Devant l’apathie du pouvoir politique en matière d’accès à l’information, devant les résistances des administrations, il faudrait reprendre le combat, devant les tribunaux si nécessaire.


Le dossier dressé par nos Bureaux d’enquête de Québec et de Montréal et nos Bureaux parlementaires dans les capitales nationale et fédérale est étoffé et éloquent : il y a une réelle régression sur le plan de l’accès à l’information chez nous.


En campagne ou en début de mandat, les politiciens ont tendance à faire des promesses en faveur d’une plus grande «transparence».


Philippe Couillard est allé jusqu’à s’engager à diriger le gouvernement «le plus transparent» de l’histoire du Québec. Mais presque rien n’a changé en quatre ans. Pour la forme, son gouvernement s’apprête à déposer un projet de loi mort-né pour moderniser notre vieux régime d’accès à l’information.

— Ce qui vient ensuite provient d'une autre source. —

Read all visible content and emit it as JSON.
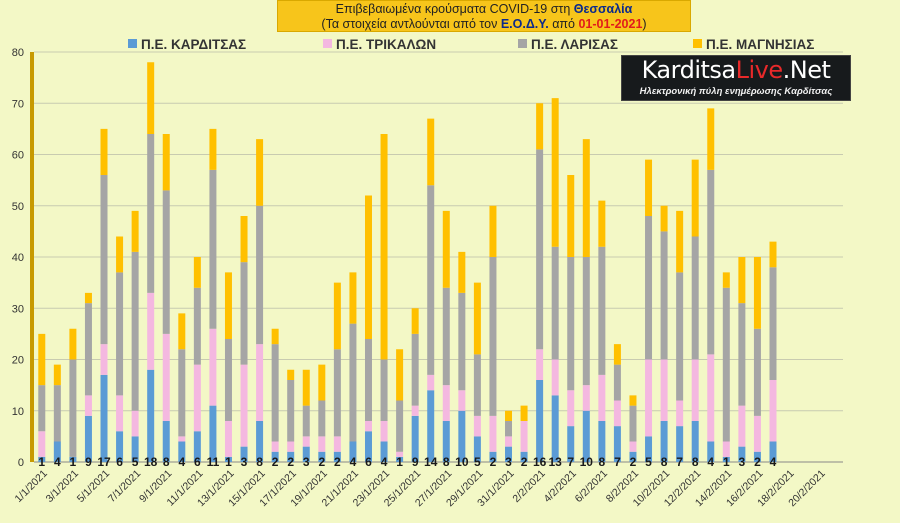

Est-ce à dire que M. Couillard n’avait secrètement pas l’intention de remplir son engagement? Je ne crois pas. Mais une fois qu’on s’installe au pouvoir, l’administration nous conseille de cacher ceci, ou cela. De se montrer «extrêmement prudent».


Des conseillers ordonneront de ne pas révéler telle information ou telle autre. Ou encore de prendre son temps. Des ministres exigent de réviser toute réponse à des demandes d’information «sensibles».


L’ère de l’information?


Dans les années 1990 et au début des années 2000, un journaliste de The Gazette, Rod Macdonell, avait traîné l’Assemblée nationale jusqu’en Cour suprême pour obtenir le détail des dépenses d’élus québécois. Il contestait l’utilisation (abusive) d’un article de la loi d’accès à l’information (art. 34), qui bétonne le secret qui protège les documents produits «pour le compte» des élus.


En vain. En 2002, les «suprêmes» décidaient finalement qu’un rapport de dépenses, c’était tabou. Seul un montant global pouvait être dévoilé.


C’est pour cette raison que notre collègue Annabelle Blais n’a pu obtenir que des coûts totaux des déplacements à l’étranger du président de l’Assemblée nationale et des élus (restaurants, alcool, avions, etc.).


Les dépenses effectuées ici, notamment les frais d’hébergement, font aussi l’objet d’un même secret absolu. Protégé par le plus haut tribunal en 2002.


16 ans plus tard


C’était il y a 16 ans quand même! Depuis, de l’eau a coulé sous les ponts.


Déjà à l’époque, quatre juges sur neuf (dont Michel Bastarache) s’étaient montrés dissidents dans cette cause, osant écrire : «Nous doutons fort qu’il soit essentiel à la fonction du député de garder le secret sur la façon dont il dépense les fonds publics qui sont mis à sa disposition et dont l’utilisation est soumise à des modalités précises.»


Depuis 2002, les exigences de la population en matière d’utilisation des fonds publics n’ont cessé de croître. Depuis 2002, un commissaire à l’accès à l’information, Jean Chartier, a formellement déclaré (en 2016), en conférence de presse, que le secret devrait être levé sur le détail des dépenses des députés.


Depuis 2002 enfin, des députés ont eux-mêmes décidé de lever en partie le voile sur la manière dont ils utilisent les fonds publics. (Suivez notre dossier dans les prochains jours!)


Devrons-nous retourner devant les tribunaux pour nous débarrasser entièrement de ce tabou ou nos élus le feront eux-mêmes?